Разделит. Кажется, он почти уже знает правду, но до чего тонок, до чего зыбок этот ежевично-черный след, надуманный, лживый каждой своей буквой.
«Иногда представляю, как пьем чай – я и мое отражение. Кружка темного стекла с широким дном и крохотным сколом на ободке. Ладоням горячо, ласковое прикосновение, то ли я, то ли ко мне… хотя, наверное, какая разница.
Стекло неживое».
– Ужасно, правда, ужасно? О чем это? – Пухлые ладошки Ольги Викторовны лежат на пышной груди, будто придерживая готовый вырваться вздох. – И Милочка, моя Милочка читала это… это непотребство!
«Все не то и не так. Не знаю, чего мне надо. Быть может, немного твоего тепла, сердца твоего, любви твоей, моей надежды?»
Нос
«Слишком многого хочу. Понимаю, не требую ничего, закрывая глаза, прячусь в темноту, в тишину, в одиночество.
То самое, со вкусом ежевики.
Блюдо на любителя.
Я не прошу тебя разделить его со мной.

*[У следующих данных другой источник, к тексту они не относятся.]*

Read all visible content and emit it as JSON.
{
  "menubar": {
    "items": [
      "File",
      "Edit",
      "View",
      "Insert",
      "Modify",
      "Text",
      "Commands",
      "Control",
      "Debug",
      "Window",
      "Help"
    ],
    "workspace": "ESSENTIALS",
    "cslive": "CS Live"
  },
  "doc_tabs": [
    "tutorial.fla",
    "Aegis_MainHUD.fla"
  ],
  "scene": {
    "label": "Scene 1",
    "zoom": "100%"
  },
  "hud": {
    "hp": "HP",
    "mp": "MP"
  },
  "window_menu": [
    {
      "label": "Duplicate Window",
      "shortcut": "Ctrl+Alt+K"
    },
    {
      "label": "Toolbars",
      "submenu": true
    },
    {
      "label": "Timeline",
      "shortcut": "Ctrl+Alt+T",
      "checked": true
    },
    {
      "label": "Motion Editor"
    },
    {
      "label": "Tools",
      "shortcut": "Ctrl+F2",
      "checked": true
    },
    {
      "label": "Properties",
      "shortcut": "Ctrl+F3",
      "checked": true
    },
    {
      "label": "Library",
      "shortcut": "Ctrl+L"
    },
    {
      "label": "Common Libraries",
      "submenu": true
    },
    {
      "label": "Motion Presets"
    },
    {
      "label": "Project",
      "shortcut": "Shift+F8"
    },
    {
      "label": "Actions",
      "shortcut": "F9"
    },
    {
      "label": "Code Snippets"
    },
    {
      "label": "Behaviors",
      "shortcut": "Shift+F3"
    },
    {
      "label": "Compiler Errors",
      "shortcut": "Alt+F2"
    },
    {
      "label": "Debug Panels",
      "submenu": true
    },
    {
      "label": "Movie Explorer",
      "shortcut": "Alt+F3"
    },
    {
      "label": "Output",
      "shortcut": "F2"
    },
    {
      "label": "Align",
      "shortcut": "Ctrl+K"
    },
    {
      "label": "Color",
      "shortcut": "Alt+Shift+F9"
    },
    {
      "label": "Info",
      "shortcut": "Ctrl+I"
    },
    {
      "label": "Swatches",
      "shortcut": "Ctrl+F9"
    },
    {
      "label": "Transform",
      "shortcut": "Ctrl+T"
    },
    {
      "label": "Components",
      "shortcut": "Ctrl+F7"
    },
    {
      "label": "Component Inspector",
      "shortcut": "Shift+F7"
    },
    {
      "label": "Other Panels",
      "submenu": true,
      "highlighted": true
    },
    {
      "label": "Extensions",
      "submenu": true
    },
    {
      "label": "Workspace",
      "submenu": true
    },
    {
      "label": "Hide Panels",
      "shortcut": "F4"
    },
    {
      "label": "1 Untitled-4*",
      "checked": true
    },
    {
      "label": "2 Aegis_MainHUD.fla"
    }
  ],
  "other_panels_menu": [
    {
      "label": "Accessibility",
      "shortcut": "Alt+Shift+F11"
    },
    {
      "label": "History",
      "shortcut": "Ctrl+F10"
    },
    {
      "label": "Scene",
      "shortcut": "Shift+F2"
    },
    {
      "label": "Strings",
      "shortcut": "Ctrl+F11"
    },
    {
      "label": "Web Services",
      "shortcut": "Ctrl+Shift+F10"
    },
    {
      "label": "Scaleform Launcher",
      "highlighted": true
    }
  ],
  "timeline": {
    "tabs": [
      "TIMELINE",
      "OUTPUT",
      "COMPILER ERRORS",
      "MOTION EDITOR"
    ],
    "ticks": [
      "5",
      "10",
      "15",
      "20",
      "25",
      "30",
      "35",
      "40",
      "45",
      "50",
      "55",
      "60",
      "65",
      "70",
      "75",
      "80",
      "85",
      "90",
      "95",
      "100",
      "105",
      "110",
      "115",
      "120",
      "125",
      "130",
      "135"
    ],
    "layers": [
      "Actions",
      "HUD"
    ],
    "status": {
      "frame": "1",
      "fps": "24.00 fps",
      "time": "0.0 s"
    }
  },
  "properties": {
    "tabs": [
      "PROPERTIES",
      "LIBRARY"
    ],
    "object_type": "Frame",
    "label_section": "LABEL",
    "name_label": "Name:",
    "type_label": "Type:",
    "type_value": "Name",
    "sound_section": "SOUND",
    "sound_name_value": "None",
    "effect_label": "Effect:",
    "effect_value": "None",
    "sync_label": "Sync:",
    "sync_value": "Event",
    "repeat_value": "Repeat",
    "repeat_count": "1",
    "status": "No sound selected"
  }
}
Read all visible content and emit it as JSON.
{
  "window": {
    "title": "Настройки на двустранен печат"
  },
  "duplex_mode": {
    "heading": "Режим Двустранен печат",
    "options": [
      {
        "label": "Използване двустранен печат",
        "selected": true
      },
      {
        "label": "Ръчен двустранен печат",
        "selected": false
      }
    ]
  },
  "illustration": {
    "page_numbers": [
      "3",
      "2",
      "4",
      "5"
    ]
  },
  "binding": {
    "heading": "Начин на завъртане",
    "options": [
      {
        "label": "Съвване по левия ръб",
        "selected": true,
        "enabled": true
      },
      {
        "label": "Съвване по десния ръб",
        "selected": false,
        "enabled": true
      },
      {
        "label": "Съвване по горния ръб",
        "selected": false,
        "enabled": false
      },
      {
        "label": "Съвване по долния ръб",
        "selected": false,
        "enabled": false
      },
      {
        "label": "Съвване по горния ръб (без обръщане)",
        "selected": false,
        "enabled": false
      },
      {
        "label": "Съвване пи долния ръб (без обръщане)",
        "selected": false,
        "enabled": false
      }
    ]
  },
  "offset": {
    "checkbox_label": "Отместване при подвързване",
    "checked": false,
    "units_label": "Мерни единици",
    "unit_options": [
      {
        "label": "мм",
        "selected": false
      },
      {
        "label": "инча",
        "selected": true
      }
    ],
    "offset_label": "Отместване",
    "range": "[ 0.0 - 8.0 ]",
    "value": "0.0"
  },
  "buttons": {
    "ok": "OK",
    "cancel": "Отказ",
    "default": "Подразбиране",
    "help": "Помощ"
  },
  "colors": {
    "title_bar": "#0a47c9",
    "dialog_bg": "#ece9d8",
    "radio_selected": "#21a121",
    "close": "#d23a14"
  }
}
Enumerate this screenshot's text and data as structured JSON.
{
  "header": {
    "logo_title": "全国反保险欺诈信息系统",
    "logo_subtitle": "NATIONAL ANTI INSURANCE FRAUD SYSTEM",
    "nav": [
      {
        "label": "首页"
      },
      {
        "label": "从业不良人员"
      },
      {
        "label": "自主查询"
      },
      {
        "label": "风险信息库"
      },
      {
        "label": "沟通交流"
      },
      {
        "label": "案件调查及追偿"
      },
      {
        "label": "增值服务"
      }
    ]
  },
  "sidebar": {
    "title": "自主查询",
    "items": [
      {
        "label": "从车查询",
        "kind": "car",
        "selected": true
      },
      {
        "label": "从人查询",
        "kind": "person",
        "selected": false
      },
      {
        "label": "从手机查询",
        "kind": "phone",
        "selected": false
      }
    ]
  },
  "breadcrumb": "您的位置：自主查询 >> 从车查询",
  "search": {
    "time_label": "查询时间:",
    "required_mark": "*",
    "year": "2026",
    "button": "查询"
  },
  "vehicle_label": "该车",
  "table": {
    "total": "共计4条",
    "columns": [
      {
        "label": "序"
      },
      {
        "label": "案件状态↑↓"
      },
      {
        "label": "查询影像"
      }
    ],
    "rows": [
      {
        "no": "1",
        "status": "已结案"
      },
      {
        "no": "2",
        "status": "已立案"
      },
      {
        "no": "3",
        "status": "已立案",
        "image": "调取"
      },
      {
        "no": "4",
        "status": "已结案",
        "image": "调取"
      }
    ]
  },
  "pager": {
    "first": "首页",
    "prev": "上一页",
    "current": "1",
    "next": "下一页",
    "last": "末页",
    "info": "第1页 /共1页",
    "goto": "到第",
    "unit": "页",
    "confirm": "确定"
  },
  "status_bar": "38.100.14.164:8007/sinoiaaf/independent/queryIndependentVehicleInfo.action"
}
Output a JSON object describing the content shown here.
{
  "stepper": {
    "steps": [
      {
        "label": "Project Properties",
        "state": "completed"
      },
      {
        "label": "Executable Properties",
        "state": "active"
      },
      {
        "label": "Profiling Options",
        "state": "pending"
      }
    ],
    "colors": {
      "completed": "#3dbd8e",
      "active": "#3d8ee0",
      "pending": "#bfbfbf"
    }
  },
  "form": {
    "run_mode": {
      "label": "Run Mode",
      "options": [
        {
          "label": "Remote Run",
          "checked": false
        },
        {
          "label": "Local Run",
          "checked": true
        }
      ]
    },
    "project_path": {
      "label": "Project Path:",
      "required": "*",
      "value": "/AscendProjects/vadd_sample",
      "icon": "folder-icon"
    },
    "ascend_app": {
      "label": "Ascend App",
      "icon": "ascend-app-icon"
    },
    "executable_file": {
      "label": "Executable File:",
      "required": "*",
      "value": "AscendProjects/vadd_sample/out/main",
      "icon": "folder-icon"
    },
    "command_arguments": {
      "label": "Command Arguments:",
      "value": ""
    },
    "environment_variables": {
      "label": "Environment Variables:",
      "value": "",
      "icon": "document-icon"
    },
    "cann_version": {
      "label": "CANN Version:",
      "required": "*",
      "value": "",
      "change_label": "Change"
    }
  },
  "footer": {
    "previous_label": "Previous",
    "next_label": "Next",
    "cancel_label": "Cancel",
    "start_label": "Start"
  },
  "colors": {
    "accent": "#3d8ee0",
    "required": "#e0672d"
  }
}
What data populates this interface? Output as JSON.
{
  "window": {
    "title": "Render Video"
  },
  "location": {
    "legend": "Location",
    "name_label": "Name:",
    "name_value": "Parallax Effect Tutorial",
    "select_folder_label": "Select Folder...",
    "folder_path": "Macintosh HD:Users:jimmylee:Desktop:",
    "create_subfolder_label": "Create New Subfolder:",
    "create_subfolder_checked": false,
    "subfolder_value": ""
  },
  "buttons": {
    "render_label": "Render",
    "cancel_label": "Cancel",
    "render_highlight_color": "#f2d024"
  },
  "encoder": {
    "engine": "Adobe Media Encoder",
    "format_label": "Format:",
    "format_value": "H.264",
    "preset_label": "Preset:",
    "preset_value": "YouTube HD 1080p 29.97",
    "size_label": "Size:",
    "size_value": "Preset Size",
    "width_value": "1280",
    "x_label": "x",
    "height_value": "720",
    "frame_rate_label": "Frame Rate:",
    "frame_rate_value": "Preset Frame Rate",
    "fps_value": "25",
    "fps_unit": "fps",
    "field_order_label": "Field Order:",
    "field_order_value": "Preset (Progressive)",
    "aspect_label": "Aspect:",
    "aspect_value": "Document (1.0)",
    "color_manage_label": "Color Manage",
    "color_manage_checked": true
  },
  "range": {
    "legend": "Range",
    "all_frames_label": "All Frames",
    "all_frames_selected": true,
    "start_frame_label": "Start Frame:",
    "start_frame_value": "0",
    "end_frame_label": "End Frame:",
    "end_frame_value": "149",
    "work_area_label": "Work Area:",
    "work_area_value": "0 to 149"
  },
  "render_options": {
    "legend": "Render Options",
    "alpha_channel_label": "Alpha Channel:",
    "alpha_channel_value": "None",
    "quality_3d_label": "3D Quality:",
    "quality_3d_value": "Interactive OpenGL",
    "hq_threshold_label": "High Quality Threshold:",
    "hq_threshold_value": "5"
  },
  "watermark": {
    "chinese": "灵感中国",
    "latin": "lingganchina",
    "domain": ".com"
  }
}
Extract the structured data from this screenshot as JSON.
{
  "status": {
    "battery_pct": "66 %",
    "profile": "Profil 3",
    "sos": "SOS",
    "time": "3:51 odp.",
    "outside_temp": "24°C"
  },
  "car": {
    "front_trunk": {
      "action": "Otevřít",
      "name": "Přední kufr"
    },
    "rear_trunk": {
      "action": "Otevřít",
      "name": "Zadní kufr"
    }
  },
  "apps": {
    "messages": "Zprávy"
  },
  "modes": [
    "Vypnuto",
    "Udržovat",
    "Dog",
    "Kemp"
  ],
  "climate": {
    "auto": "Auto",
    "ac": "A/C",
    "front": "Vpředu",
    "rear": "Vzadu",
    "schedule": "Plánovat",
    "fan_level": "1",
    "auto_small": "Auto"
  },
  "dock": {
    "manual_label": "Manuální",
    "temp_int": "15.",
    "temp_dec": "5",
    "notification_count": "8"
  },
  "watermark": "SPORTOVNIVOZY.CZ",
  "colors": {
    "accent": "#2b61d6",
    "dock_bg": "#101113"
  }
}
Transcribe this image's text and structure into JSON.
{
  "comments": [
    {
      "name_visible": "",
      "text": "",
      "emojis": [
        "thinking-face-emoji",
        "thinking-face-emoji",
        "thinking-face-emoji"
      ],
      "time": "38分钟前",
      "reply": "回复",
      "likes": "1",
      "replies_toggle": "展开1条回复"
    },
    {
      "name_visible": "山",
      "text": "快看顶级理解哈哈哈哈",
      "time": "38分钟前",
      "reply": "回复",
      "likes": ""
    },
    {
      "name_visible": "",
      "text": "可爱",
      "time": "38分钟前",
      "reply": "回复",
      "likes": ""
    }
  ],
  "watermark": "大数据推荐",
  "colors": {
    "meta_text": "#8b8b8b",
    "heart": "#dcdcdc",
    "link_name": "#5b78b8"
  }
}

Я просто благодарен за то, что ты есть».
– Если не возражаете, то письмо это я заберу с собой. А конвертик не сохранился? Нет? Жаль, очень жаль…
Черные подушечки пальцев оставили на боках чашки круглые пятна. Тонер сыплется… тонер заменили, значит, письмо свежее, значит, нужно встретиться с рыже-блеклой мышью по имени Василиса Васильевна.
И с Ижицыным тоже.
Святина, встрепенувшись, тихо спросила:
– Это опасно? Скажите правду, это опасно?
– Опасно, – ответил Матвей. И ведь правду же сказал: одиночество всегда очень опасно.
Ижицын С.Д. Дневник
Третья неделя пошла, ребенок жив, а с Натальей неладно. Она все больше и больше на Машу походит, лицом, опухшим, одутловатым, некрасивым, глазами, в которых ни капли разума, упорным бдением над колыбелью.
Страшно. А если и с нею случится? Если это я проклят, если я погубил ее своей любовью, на которую не имел права? Доверилась, потянулась ко мне, а взамен? Она даже не понимает, что происходит. И не ест почти ничего, разве что силком.
Доктор, который до того надеялся, что Наташенька сама оправится, сегодня порекомендовал опиумный настой, говорит, чтоб подливали в еду, что Наталье отдых нужен, сон глубокий, никакого волнения. Господи, если ты есть, то накажи меня, не ее…
Я виноват. Я.
Болезнь отступает, но до чего же медленно. Она выпила из моей Натальи все силы. Мне больно находиться рядом, смотреть на изможденное старушечье лицо, на спутанные волосы, на губы, облезающие бледной кожицей. Больно прикасаться к вяловатому, изъеденному страданием телу, видеть, как она пытается выглядеть более здоровой, чем есть на самом деле.
Всякий раз, входя в ее комнату, испытываю страх, не перед нею – перед тем, что не уверен, смогу ли скрыть омерзение перед этой совершенно чужой вдруг женщиной. Она – не моя Наталья, подменыш. Она смотрит в глаза, пытается улыбаться, говорить о чем-то, я отвечаю, поддерживая игру, а сам только и думаю, когда ж все-таки прилично будет уйти.